Dort lag plötzlich ein Bild. Nicht real. Nicht greifbar. Aber klar. Ein Kranich aus Papier. Weiß. Mit roten Linien. Wie ein Schwur aus einer Zeit, in der er noch dachte, dass alles heilbar ist. Ben verließ die Praxis am späten Nachmittag. Die Sonne hing tief, warf lang gezogene Schatten auf den Asphalt. Er fühlte sich leer – nicht erschöpft, sondern ausgespült. Als hätte die Rückblende mehr aus ihm herausgerissen, als er zeigen wollte. Ben trat in den Flur, das Licht war gedämpft, fast abendlich weich.
Irina saß noch an der Rezeption, ihr Mantel hing über dem Stuhl, sie tippte gerade etwas in den Kalender. Als sie ihn sah, richtete sie sich sofort auf. „Wie fühlen Sie sich?“ „Besser“, sagte Ben ehrlich – oder halb ehrlich. „Genug für heute.“ Irina nickte, nicht überrascht. Sie war eine stille Beobachterin, eine Meisterin des richtigen Timings. „Ich hab alle Termine für den Rest der Woche rausgenommen. Sie brauchen Pause. Wenn Sie nächste Woche zurück sind, fangen wir neu an – ohne Stress.“ Er wollte protestieren, doch der Blick, den sie ihm zuwarf, ließ keine Diskussion zu. „Danke“, sagte er stattdessen. Und er meinte es. Sie griff nach ihrer Tasche, warf einen letzten Blick über die Theke, schaltete das Licht im Empfangsbereich aus. „Wollen Sie, dass ich abschließe? Oder bleiben Sie noch kurz?“ „Nur ein paar Minuten.“

Sie trat an ihm vorbei, berührte flüchtig seinen Arm – eine Geste, die keine Worte brauchte. „Melden Sie sich, wenn etwas ist.“ „Mache ich.“ Dann war sie weg. Leise Schritte, Tür zu, Stille.

Ben nahm seinen Mantel, trat hinaus. Die Luft war kühl. Er spürte die Müdigkeit in den Knochen, aber auch eine seltsame Klarheit. Nicht Erleichterung. Eher… Vorbereitung. Er stieg ins Auto. Schloss die Tür. Zündete nicht sofort. Einfach sitzen. Durchatmen. Und dann fiel sein Blick auf den Beifahrersitz.
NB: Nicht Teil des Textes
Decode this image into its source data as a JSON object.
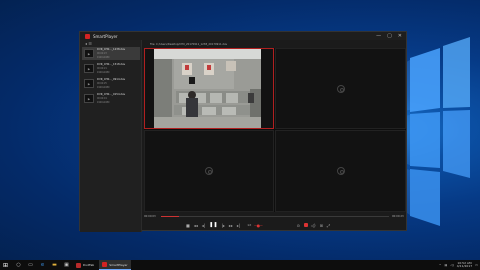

Zuerst war da nichts. Nur das Leder. Dann sah er es. Ein kleines Stück Papier, gefaltet. Weiß. Ein Kranich. Nicht alt. Nicht angestaubt. Frisch gefaltet. Die Linien sauber. Die Ecken scharf. Seine Hände blieben reglos am Lenkrad.

Sein Atem wurde flacher. Ein Prickeln breitete sich in seinem Rücken aus, zog über die Schultern bis in die Finger. Er streckte langsam die Hand aus, nahm das Origami-Tier vorsichtig auf. Dreht es. Wendete es. Nichts. Kein Name. Kein Zeichen. Nur: Erinnerung in Falttechnik. Er legte es wieder ab. Starrte es an, als würde es gleich losfliegen. Mira. Er hatte seit zwei Jahrzehnten keinen Kranich mehr gesehen. Nicht in echt. Nicht in der Hand. Nicht in seiner Nähe. Und jetzt – plötzlich – lag er da. Er drehte sich zur Fahrerseite, sah hinaus auf den Gehweg. Menschen gingen vorbei, ohne ihn zu beachten. Niemand blieb stehen. Niemand hatte sich umgesehen. Niemand hatte ihm etwas hingelegt. Er blickte wieder zum Kranich. Die Falze hatten sich leicht geöffnet, als würde das Papier atmen.